Investment in talent and technology is equally critical. The future of sustainable biopharma will be shaped by expertise in green innovation and the ability to harness advanced tools such as artificial intelligence for monitoring, optimization, and predictive modelling. These technologies can transform sustainability from an aspirational goal into a measurable, actionable reality. But without the right skills and infrastructure, even the most ambitious plans will remain theoretical.
Collaboration must also transcend borders. While in-region-for-region is accelerating in response to geopolitical pressures, the challenges of climate change and resource scarcity are global.
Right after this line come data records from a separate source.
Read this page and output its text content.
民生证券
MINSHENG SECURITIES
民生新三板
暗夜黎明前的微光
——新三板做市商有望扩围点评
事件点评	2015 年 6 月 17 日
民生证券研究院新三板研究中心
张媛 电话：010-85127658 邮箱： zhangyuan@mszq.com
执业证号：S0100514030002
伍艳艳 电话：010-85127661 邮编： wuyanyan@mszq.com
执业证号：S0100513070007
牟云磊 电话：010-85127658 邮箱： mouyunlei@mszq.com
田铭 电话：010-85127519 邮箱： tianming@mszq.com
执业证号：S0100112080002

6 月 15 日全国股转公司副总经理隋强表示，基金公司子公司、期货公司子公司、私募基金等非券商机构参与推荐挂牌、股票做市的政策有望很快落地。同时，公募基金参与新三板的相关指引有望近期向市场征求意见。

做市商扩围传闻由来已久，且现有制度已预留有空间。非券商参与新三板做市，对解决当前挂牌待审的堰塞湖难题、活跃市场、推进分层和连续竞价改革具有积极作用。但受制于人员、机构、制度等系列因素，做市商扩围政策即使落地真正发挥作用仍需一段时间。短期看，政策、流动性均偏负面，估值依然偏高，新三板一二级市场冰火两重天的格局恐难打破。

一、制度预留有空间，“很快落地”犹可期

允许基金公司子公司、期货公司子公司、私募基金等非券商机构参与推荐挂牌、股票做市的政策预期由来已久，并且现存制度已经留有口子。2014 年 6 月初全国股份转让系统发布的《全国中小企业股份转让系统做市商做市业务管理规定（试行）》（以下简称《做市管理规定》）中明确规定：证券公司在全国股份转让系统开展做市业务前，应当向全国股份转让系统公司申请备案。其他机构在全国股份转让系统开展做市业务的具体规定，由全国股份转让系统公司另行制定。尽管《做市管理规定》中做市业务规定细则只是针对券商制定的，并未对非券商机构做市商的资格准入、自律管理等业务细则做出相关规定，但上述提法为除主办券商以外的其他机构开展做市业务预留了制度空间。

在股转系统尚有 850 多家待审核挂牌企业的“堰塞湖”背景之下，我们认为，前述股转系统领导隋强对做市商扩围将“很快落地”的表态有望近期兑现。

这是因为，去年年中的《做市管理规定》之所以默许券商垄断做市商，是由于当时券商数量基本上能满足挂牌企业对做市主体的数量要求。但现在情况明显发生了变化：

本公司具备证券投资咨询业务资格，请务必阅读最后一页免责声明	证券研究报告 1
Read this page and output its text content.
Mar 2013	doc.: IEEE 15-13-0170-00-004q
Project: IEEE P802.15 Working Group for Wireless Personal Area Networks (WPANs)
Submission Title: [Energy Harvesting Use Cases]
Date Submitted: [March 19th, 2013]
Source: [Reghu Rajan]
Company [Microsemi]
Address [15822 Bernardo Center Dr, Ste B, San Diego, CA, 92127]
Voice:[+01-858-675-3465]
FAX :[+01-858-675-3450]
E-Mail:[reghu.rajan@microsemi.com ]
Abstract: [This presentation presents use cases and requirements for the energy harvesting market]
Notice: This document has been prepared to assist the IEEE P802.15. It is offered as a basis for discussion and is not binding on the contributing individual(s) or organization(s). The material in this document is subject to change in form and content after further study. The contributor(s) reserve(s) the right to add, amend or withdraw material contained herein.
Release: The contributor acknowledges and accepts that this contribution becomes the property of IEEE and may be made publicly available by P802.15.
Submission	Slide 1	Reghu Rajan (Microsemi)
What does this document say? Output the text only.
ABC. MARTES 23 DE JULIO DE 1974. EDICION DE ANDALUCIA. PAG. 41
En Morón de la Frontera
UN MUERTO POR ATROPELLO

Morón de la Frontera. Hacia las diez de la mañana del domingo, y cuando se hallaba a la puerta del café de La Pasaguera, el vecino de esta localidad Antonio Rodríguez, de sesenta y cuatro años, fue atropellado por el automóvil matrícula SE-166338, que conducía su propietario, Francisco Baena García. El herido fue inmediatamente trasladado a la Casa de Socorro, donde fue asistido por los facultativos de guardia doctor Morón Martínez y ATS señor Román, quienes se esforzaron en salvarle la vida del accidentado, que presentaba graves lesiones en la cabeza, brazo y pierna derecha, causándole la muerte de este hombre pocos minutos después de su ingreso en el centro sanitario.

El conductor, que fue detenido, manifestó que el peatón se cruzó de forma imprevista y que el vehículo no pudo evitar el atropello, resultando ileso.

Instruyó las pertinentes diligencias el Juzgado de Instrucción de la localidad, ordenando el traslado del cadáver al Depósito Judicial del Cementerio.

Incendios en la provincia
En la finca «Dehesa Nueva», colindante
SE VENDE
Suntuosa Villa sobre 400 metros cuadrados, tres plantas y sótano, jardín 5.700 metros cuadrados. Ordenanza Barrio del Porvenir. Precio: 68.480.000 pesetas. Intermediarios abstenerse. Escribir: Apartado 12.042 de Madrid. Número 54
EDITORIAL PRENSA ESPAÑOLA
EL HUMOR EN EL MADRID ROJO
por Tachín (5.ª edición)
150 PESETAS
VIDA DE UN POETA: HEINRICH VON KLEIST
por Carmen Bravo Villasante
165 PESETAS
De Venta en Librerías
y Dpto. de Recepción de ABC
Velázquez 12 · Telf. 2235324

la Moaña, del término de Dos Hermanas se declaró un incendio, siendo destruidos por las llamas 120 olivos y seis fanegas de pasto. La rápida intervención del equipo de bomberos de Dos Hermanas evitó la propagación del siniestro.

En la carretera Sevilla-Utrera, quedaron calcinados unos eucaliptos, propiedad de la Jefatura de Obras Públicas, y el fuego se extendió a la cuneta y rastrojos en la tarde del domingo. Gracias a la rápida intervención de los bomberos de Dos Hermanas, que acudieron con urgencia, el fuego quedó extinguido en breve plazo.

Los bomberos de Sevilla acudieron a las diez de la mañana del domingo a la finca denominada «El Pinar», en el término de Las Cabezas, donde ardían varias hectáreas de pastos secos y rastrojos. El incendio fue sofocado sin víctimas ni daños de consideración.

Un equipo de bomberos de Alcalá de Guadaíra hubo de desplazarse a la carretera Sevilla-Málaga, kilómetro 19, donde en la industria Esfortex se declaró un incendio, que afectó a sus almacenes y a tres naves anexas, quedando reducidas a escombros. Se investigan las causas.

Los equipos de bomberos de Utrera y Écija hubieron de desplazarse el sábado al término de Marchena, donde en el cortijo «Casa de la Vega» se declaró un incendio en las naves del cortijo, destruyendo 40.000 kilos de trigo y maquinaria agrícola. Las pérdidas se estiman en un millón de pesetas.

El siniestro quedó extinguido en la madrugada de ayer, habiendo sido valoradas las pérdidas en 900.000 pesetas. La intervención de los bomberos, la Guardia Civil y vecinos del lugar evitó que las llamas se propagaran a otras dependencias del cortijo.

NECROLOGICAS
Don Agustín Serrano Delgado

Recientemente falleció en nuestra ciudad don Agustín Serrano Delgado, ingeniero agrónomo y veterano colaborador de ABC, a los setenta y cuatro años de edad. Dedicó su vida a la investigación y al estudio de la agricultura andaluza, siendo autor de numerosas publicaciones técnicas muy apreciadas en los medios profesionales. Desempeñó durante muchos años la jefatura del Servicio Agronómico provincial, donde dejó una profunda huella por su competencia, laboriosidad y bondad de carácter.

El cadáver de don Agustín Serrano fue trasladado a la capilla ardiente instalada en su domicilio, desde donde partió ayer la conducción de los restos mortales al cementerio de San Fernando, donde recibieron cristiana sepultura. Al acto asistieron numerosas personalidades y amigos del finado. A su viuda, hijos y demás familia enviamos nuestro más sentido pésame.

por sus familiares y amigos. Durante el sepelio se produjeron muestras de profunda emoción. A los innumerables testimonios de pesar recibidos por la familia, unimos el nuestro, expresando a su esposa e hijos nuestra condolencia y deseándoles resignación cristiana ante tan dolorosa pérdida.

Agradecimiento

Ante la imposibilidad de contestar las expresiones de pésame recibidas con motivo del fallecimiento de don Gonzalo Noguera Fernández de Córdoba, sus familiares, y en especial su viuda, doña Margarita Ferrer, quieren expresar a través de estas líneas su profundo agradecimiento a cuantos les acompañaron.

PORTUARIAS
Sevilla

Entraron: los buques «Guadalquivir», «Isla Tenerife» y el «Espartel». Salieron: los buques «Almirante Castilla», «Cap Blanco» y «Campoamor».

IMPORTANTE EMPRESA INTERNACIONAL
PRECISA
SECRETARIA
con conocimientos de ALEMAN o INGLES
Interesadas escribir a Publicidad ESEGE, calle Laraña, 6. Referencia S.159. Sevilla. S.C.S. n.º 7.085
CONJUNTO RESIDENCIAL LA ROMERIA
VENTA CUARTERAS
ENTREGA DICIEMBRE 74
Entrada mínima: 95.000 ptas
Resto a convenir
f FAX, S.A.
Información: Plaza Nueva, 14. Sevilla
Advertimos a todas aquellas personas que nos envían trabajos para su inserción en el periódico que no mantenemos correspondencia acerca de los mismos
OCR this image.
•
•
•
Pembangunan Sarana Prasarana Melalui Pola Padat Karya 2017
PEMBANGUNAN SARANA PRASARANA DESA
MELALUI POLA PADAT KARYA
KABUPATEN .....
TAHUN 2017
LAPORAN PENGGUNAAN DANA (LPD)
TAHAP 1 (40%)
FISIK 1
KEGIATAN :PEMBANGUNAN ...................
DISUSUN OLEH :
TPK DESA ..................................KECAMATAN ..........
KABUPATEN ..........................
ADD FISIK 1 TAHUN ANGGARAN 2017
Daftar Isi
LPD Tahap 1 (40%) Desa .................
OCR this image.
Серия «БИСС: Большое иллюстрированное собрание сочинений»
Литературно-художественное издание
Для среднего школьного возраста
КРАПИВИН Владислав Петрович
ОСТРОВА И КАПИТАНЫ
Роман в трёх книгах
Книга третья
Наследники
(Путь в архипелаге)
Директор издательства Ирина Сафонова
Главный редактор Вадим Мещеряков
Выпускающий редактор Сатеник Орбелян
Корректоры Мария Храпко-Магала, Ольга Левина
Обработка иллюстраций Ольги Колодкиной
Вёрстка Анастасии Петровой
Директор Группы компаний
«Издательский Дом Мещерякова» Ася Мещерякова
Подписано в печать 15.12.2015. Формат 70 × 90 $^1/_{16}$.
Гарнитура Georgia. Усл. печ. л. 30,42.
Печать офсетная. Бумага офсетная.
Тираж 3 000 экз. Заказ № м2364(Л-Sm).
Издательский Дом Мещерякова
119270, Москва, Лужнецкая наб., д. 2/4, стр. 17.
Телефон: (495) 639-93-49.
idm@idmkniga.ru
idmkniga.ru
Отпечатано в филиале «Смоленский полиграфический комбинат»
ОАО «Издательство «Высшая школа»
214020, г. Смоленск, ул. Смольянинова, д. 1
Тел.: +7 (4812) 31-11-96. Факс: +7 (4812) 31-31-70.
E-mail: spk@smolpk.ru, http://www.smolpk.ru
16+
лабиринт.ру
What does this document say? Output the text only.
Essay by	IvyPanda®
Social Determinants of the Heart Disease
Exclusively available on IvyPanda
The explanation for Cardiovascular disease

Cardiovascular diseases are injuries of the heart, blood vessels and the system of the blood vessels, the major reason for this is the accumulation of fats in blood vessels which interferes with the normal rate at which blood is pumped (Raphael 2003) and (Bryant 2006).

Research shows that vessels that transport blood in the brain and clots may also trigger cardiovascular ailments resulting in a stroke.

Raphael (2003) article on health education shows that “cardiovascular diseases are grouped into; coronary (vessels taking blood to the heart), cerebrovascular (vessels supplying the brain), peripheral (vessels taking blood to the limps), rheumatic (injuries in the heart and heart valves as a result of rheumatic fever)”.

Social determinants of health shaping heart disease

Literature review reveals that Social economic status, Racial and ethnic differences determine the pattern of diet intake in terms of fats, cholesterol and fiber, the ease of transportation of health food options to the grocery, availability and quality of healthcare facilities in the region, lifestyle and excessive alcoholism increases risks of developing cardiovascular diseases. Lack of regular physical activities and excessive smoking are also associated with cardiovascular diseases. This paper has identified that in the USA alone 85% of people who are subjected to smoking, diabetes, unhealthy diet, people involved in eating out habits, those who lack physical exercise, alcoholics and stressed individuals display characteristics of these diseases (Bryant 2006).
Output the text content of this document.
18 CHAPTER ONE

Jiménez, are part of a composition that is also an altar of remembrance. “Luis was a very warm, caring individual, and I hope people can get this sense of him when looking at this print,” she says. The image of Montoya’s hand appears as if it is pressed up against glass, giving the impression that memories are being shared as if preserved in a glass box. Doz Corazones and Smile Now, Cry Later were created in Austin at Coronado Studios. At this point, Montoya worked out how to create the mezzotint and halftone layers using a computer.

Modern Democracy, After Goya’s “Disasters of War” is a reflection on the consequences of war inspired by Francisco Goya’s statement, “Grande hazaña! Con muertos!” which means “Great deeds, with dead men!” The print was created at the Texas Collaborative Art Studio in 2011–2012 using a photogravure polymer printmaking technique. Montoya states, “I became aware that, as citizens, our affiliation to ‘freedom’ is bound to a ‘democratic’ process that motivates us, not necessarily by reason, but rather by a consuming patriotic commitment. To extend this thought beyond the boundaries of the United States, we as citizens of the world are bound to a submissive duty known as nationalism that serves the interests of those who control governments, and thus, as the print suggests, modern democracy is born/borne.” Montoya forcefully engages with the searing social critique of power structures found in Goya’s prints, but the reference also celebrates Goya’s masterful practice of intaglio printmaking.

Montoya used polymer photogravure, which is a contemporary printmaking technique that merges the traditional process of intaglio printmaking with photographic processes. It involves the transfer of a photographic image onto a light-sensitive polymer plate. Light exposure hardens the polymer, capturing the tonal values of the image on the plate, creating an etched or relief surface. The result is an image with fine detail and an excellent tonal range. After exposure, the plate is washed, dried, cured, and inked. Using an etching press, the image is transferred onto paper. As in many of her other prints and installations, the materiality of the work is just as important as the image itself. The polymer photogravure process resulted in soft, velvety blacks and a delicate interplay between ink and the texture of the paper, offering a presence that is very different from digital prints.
No single company or country can solve these issues alone. Collective solutions such as shared standards, joint ventures, and cross-industry partnerships are essential to drive systemic change and avoid fragmented progress. Through collaborations such as its single‑use plastics recycling program with Polycarbin, Cytiva is enabling customers to divert laboratory plastics from landfill and build more circular research workflows — illustrating how collective action amplifies environmental impact.
Finally, incentives need to be realigned. Sustainability metrics shouldn’t sit in isolation from financial performance; they should be woven into sourcing strategy, executive action, and investor confidence frameworks. When leadership accountability and shareholder expectations converge on sustainability outcomes, ambition turns into action. Linking environmental goals to performance sends a clear message: sustainability is not optional, it’s integral to success.
The sustainable business opportunities ahead
The sustainability slowdown is not a failure, it’s a signal; a signal that sustainability can’t survive as a siloed initiative. It must be woven into the fabric of biopharma’s innovation engine… and momentum is building. At several of our Cytiva sites, associates have uncovered and delivered thousands of metric tons of CO₂ savings through grassroots operational improvements alone, reinforcing that sustainable business transformation is rarely top down — it’s cultural.
Those who act now will not only futureproof their operations, but they’ll also lead the next wave of competitive advantage.